Tuesday, May 24, 2011

Engaged Partnership

Partnerships are critical to the success of any modern organization. Partners may provide certain services better and less expensively than you can manage within your own organization. Partners may also provide critical collaboration on important projects, blending their expertise with your own, to support more nimble and higher quality development.

Branch campuses absolutely need reliable partners. Internally, campuses can partner in all sorts of interesting ways, but the most critical partners probably are main campus academic units. These often-difficult relationships can work much better if the campus and the academic unit think of each other as partners.

I was fortunate to carry the title of vice president for over eight years, and I realize that position provided access and encouraged cooperation in a way that titles like campus dean or executive director may not. Regardless, I maintained that our branches would partner with any academic program, assuming we had an audience for the program, and we worked hard to meet the expectations of our partners. On the other hand, we would walk away from the table, if we were treated as if we were only a location or a service provider. (I don’t mean that we jumped up and stomped out of rooms, but that we would let the conversation rest until the other side showed more willingness to acknowledge our contributions and interests.)

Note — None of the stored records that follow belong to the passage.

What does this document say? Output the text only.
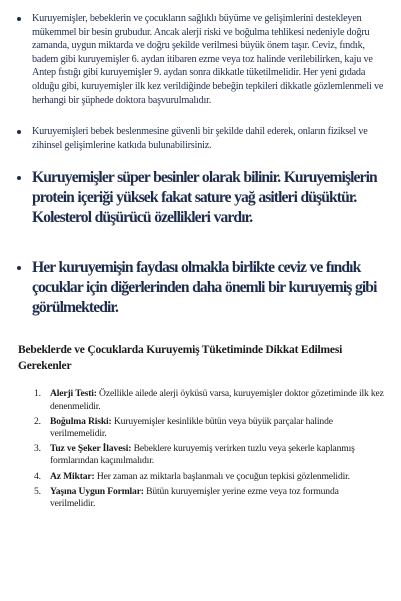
Kuruyemişler, bebeklerin ve çocukların sağlıklı büyüme ve gelişimlerini destekleyen mükemmel bir besin grubudur. Ancak alerji riski ve boğulma tehlikesi nedeniyle doğru zamanda, uygun miktarda ve doğru şekilde verilmesi büyük önem taşır. Ceviz, fındık, badem gibi kuruyemişler 6. aydan itibaren ezme veya toz halinde verilebilirken, kaju ve Antep fıstığı gibi kuruyemişler 9. aydan sonra dikkatle tüketilmelidir. Her yeni gıdada olduğu gibi, kuruyemişler ilk kez verildiğinde bebeğin tepkileri dikkatle gözlemlenmeli ve herhangi bir şüphede doktora başvurulmalıdır.
Kuruyemişleri bebek beslenmesine güvenli bir şekilde dahil ederek, onların fiziksel ve zihinsel gelişimlerine katkıda bulunabilirsiniz.
Kuruyemişler süper besinler olarak bilinir. Kuruyemişlerin protein içeriği yüksek fakat sature yağ asitleri düşüktür. Kolesterol düşürücü özellikleri vardır.
Her kuruyemişin faydası olmakla birlikte ceviz ve fındık çocuklar için diğerlerinden daha önemli bir kuruyemiş gibi görülmektedir.
Bebeklerde ve Çocuklarda Kuruyemiş Tüketiminde Dikkat Edilmesi Gerekenler
1. Alerji Testi: Özellikle ailede alerji öyküsü varsa, kuruyemişler doktor gözetiminde ilk kez denenmelidir.
2. Boğulma Riski: Kuruyemişler kesinlikle bütün veya büyük parçalar halinde verilmemelidir.
3. Tuz ve Şeker İlavesi: Bebeklere kuruyemiş verirken tuzlu veya şekerle kaplanmış formlarından kaçınılmalıdır.
4. Az Miktar: Her zaman az miktarla başlanmalı ve çocuğun tepkisi gözlenmelidir.
5. Yaşına Uygun Formlar: Bütün kuruyemişler yerine ezme veya toz formunda verilmelidir.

My point was that branch campuses bring something important to the table and deserve to be respected as partners of the academic unit. Branch campus leaders have knowledge of the local market and how that market can most effectively be reached, as just one important example. Given escalating competition, branch campuses also should bring a level of targeted services and technical support that contributes to long-term enrollment success.

Branches also need external partners, in my opinion. I object to labeling certain contracts “vendor relationships,” when I believe they should run deeper than that. For example, in Ohio University’s distance learning programs, we established strong ties with certain companies that could bring marketing knowledge or excellent course design skills to the table. At the time, we could not create these services at the level of excellence we believed necessary, and by creating a financial partnership, instead of a typical vendor relationship, we set an expectation for collaboration that led to considerable success. I recognize that some administrators do not agree with this point of view, but I stand my ground.

Finally, I think branch campuses need external academic partners, as well. I am proud of the Community College Partnership program we built in my last few years, although that work did not directly involve our regional campuses. (I think it will, eventually, but that isn’t up to me.) We set a goal to become a “preferred partner” of certain community colleges, by engaging more deeply than simply creating articulation agreements, and it has paid off in significant, rapid enrollment growth. To my mind, the key was coming to the table as colleagues, something a lot of universities fail to do, according to community college leaders with whom we worked.

I encourage you to be thoughtful about partnerships. Choose them carefully, but also consider what it means to be a real partner and why it matters. Engaged partnerships bring substantial opportunity, but develop them selectively and strategically.